To criticize the party online is a crime. The Supreme Court warned the users, that for spreading rumors anyone can get up to three years in prison. This is not just an idle threat. A Beijing TV station showed a confession by a popular blogger taken into custody. He confessed that he had committed “immoral acts.” The new rules are designed to protect people from defamation, the government says. But, according to experts, the goal is to take control of the new media.

Beijing is tightening rules governing the transfer of information and commentary on the Internet. According to a spokesman of the Supreme Court and the Prosecutor’s Office, the authors of microblogs who spread false information and defamatory comments can be sentenced to three years in prison. And that’s not the most severe punishment for perpetrators. The main CPC media outlet, the “People’s Daily” newspaper, explained, that those who spread false information online in order to “provoke a serious disorder,” face up to ten years in prison. However, for a single post, that did not draw a response, there will be no persecution. The charges will be brought against the authors of the “defamatory comments” that were read by 5,000 people or were published 500 times.

The new rules are aimed against detractors who “caused damage to public order or national interests, causing massive unrest, inciting an ethnic and religious conflict,” says a representative of the Supreme Court.

The Chinese law enforcement back up their words with their deeds. The Central TV has already showed the first perpetrator, who acted against the interests of the people. It appeared to be an investor and blogger Charles Xue, whose audience numbered about 12 million. He was arrested for allegedly trying to persuade a prostitute to take part in an orgy.

But during the ten minute program the incident with a prostitute was not even mentioned.
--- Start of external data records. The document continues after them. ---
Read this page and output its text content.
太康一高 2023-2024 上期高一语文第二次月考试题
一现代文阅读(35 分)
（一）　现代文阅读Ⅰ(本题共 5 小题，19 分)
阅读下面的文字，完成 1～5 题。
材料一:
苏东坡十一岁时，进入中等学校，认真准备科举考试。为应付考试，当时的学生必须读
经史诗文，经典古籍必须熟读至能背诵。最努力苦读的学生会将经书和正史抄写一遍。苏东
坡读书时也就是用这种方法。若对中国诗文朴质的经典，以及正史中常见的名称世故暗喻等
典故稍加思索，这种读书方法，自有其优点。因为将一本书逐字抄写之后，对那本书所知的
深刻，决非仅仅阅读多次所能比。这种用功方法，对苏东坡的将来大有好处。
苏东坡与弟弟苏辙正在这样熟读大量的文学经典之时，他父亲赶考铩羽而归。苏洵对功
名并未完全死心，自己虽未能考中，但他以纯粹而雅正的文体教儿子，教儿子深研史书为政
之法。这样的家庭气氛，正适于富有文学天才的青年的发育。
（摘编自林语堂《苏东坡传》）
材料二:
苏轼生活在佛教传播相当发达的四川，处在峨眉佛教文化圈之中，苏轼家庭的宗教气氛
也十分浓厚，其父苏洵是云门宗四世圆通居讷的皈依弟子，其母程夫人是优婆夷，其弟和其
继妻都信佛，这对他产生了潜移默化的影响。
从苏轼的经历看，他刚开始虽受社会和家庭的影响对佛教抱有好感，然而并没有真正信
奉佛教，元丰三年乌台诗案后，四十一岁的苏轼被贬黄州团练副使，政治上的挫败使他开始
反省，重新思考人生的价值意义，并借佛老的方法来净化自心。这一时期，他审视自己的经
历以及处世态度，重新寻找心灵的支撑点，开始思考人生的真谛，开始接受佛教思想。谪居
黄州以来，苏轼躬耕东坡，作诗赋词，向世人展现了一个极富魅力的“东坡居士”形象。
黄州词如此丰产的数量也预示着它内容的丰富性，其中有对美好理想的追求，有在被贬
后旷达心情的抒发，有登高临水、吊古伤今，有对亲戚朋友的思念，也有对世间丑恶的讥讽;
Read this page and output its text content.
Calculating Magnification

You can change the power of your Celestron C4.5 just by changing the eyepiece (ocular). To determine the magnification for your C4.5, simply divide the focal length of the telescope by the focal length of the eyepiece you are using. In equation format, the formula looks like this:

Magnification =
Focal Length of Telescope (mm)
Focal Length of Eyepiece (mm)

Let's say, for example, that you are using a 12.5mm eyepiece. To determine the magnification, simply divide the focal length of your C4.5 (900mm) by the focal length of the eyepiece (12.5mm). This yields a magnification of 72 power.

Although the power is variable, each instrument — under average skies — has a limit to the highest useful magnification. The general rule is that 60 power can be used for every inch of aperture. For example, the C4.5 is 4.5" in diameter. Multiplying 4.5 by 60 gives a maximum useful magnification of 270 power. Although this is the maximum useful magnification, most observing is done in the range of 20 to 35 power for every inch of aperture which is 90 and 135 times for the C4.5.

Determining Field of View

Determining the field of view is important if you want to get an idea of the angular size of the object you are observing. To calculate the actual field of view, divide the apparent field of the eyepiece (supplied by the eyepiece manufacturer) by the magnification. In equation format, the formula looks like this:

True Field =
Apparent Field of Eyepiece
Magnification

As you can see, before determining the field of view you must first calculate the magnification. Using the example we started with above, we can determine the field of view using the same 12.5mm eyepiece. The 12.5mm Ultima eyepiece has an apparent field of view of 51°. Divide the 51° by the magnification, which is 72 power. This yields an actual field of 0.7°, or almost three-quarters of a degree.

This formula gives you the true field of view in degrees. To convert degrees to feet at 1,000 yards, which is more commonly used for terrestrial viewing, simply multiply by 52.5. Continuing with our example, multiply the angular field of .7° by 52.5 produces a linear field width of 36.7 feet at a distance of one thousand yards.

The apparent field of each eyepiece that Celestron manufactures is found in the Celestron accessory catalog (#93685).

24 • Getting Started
Xue, with handcuffs on his wrists, recounted how he brought “immoral and illegal” motives into the Chinese Internet. “I felt like the emperor, appealing directly to millions of fans. This is great feeling.” After bashing himself, the defendant called the new rules governing online behavior fair.

Pang Xii, the founder of the country’s largest private company engaged in real estate transactions, also rushed to approve the new rules. He often criticized the government, particularly on issues of concern to a lot of people. His site is followed by 16 million people. Pan said he wholeheartedly supports the party.

In an interview with Nezavisimaya Gazeta, Ville Gelbras, a Professor of the MSU Institute of Asia and Africa, said that in China, “the younger generation has lost faith in the ideals of the party. It can see that the officials enrich themselves, they all want money here and now. Disappointed in the communist postulates, people found the vent on the Internet. There, sometimes hiding behind false names, they can discuss directly the sore problems.”

China’s situation is similar to that in Russia. Internet has become a forum to express discontent and protest. This is something the authorities don’t like. That’s why they tighten screws. However, in this regard Beijing is far more advanced than Moscow, the expert concluded.